While Clinton didn’t get into specifics, the Obama administration’s efforts to promote greener cars have so far focused mostly at offsetting the sticker price (through a $7,500 tax credit for plug-in hybrid and all-electric vehicles, for example.) But that might not be enough to spur a sustainable leap to greener vehicles. For evidence, look to the success of Japan’s more comprehensive approach to boosting hybrids and the results of a new study on Canadian rebates for hybrid buyers. However, making Americans “bite” at plug-in vehicles over the long term might require other regulations affecting vehicle cost, such as fuel prices.

Consumers Are Interested in Fuel Economy Gains, Next Time Set A Higher Bar: The cash for clunkers legislation that passed as part of a military spending bill in June included only modest MPG requirements (the feds would kick in $3,500 towards new vehicles getting as little as 18 MPG, depending on the trade-in), but it beat out a competing proposal that wouldn’t have taken fuel efficiency into account at all in the criteria for trade-in vouchers. As it turned out, many consumers opted to make bigger fuel economy gains than required.

Crunch the Data Before the Program Starts: For a program to reduce carbon emissions and stimulate the economy effectively, you’ve got to take a hard look at the numbers before the program begins. With cash for clunkers, those calculations didn’t come out until the 11th hour of the program. And they didn’t come from Capitol Hill or the Government Accountability Office, but rather a University of California-Davis professor who determined that each ton of carbon dioxide saved through the fuel economy improvements produced via cash for clunkers will end up costing ten times more than the going rate for carbon reductions.

Take What You Can Get, Expand Later: Automakers stepped up production to meet increased demand, and car dealerships made enough deals in the first week of the program that the Obama administration said cash for clunkers would be suspended unless Congress refilled the program’s coffers. For nascent cleantech sectors looking for a boost from Uncle Sam, cash for clunkers shows how putting an early allocation of government funds to work quickly and effectively (by the policy makers’ standards) can help pave the way to additional aid. So sectors or companies hoping for more funding than they’ve gotten so far under the stimulus package or other government programs may see an additional boost if they demonstrate that initial awards have been wisely spent.
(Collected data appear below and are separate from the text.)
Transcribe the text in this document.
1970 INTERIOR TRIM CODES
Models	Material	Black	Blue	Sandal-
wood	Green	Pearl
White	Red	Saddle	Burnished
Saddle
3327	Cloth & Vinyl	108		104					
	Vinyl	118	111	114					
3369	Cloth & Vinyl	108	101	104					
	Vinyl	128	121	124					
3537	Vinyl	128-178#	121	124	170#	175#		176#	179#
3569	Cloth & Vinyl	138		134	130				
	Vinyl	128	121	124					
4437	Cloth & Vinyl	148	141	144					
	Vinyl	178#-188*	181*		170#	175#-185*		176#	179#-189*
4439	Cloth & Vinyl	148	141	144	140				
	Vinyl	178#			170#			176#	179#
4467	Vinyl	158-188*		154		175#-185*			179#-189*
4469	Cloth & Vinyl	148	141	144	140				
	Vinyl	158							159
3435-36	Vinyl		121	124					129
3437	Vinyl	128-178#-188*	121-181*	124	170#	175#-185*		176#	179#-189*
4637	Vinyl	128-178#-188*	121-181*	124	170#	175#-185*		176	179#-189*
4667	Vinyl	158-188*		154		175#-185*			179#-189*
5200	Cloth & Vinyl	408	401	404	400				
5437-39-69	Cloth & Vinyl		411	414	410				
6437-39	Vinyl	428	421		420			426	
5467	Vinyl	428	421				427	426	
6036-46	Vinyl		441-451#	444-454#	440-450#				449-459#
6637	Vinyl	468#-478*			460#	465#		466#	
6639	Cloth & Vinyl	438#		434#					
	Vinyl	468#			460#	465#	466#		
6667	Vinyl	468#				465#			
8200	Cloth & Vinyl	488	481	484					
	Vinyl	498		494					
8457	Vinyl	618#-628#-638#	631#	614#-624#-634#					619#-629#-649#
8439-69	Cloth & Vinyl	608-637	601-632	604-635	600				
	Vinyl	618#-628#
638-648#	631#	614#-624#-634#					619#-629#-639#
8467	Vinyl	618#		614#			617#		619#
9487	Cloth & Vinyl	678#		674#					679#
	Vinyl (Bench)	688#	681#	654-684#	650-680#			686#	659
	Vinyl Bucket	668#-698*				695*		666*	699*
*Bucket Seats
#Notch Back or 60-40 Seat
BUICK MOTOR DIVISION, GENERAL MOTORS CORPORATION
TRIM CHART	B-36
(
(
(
Photo credit Flickr user ThreadedThoughts

4 Responses to “5 Lessons from Cash for Clunkers for the Green Car Market”

  1. “some economists have argued” is a straw man. OK, I guess, if you agree with the substance.

    I don’t.

    1. Yes.

    2. Whining about the “bar” is useful after the fact. Including the last sentence validates it for next time. The lower standards got the critter passed in a timely fashion. Consumers proved smarter than Congress. What a surprise!
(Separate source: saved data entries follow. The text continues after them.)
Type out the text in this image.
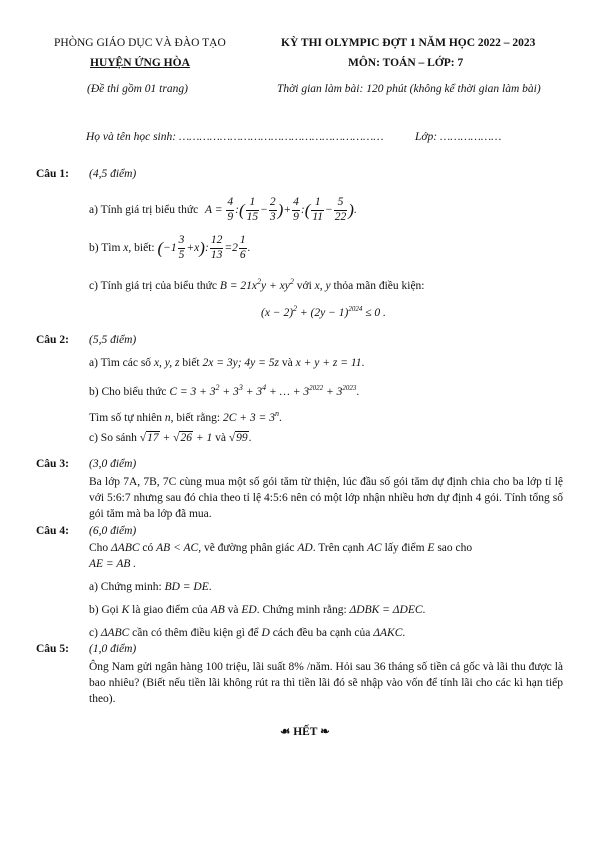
PHÒNG GIÁO DỤC VÀ ĐÀO TẠO
HUYỆN ỨNG HÒA
(Đề thi gồm 01 trang)
KỲ THI OLYMPIC ĐỢT 1 NĂM HỌC 2022 – 2023
MÔN: TOÁN – LỚP: 7
Thời gian làm bài: 120 phút (không kể thời gian làm bài)
Họ và tên học sinh: ……………………………………………………	Lớp: ………………
Câu 1: (4,5 điểm)
a) Tính giá trị biểu thức $A = \frac{4}{9}$ :( $\frac{1}{15} - \frac{2}{3}$ )+ $\frac{4}{9}$ :( $\frac{1}{11} - \frac{5}{22}$ ).
b) Tìm x, biết: $(-1 \frac{3}{5} +x)$: $\frac{12}{13} =2 \frac{1}{6}$ .
c) Tính giá trị của biểu thức $B = 21x^2y + xy^2$ với x, y thỏa mãn điều kiện:
$(x - 2)^2 + (2y - 1)^{2024} \le 0$ .
Câu 2: (5,5 điểm)
a) Tìm các số x, y, z biết 2x = 3y; 4y = 5z và x + y + z = 11.
b) Cho biểu thức $C = 3 + 3^2 + 3^3 + 3^4$ + … + $3^{2022} + 3^{2023}$.
Tìm số tự nhiên n, biết rằng: $2C + 3 = 3^n$.
c) So sánh √17 + √26 + 1 và √99.
Câu 3: (3,0 điểm)
Ba lớp 7A, 7B, 7C cùng mua một số gói tăm từ thiện, lúc đầu số gói tăm dự định chia cho ba lớp tỉ lệ với 5:6:7 nhưng sau đó chia theo tỉ lệ 4:5:6 nên có một lớp nhận nhiều hơn dự định 4 gói. Tính tổng số gói tăm mà ba lớp đã mua.
Câu 4: (6,0 điểm)
Cho ΔABC có AB < AC, vẽ đường phân giác AD. Trên cạnh AC lấy điểm E sao cho
AE = AB .
a) Chứng minh: BD = DE.
b) Gọi K là giao điểm của AB và ED. Chứng minh rằng: ΔDBK = ΔDEC.
c) ΔABC cần có thêm điều kiện gì để D cách đều ba cạnh của ΔAKC.
Câu 5: (1,0 điểm)
Ông Nam gửi ngân hàng 100 triệu, lãi suất 8% /năm. Hỏi sau 36 tháng số tiền cả gốc và lãi thu được là bao nhiêu? (Biết nếu tiền lãi không rút ra thì tiền lãi đó sẽ nhập vào vốn để tính lãi cho các kì hạn tiếp theo).
☙ HẾT ❧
    3. The most important data was jobs saved and created, sales made, some level of improvement was guaranteed. Stimulus.
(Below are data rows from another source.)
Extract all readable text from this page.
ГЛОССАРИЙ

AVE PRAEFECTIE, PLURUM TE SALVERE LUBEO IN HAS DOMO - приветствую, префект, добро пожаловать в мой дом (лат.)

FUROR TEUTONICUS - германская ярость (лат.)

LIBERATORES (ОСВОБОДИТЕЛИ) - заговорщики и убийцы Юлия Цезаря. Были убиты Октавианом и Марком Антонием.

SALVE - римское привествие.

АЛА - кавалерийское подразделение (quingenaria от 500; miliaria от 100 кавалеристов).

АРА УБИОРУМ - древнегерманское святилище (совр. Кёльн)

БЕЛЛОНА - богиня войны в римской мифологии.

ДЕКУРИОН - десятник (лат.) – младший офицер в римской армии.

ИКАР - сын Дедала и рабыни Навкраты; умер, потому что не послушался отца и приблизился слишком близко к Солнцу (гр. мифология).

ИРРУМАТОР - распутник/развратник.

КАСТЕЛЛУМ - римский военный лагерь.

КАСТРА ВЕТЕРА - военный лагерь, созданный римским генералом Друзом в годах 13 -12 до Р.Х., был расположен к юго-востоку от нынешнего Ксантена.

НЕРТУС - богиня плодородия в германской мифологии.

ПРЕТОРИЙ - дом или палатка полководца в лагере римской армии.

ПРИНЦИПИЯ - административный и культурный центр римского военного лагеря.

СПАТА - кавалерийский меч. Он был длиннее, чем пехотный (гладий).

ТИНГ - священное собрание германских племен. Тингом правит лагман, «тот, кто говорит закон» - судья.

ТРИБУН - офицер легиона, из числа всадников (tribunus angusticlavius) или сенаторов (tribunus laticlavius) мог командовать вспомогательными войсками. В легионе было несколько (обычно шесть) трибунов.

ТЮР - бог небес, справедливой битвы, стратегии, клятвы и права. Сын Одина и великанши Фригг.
    4. The way it worked provides additional motive for applying the program elsewhere – like refrigerators.

    NEXT TIME – tell the Feds to quit kowtowing to Republican beancounters stuck in the 19th Century ethic of “never trust the consumer or the seller”.

    The amount of paperwork required for the rebate was patently absurd. Not having enough computing horsepower handy came in 2nd.

    Can you imagine Amazon, for example, trying to sell something and process a rebate this way?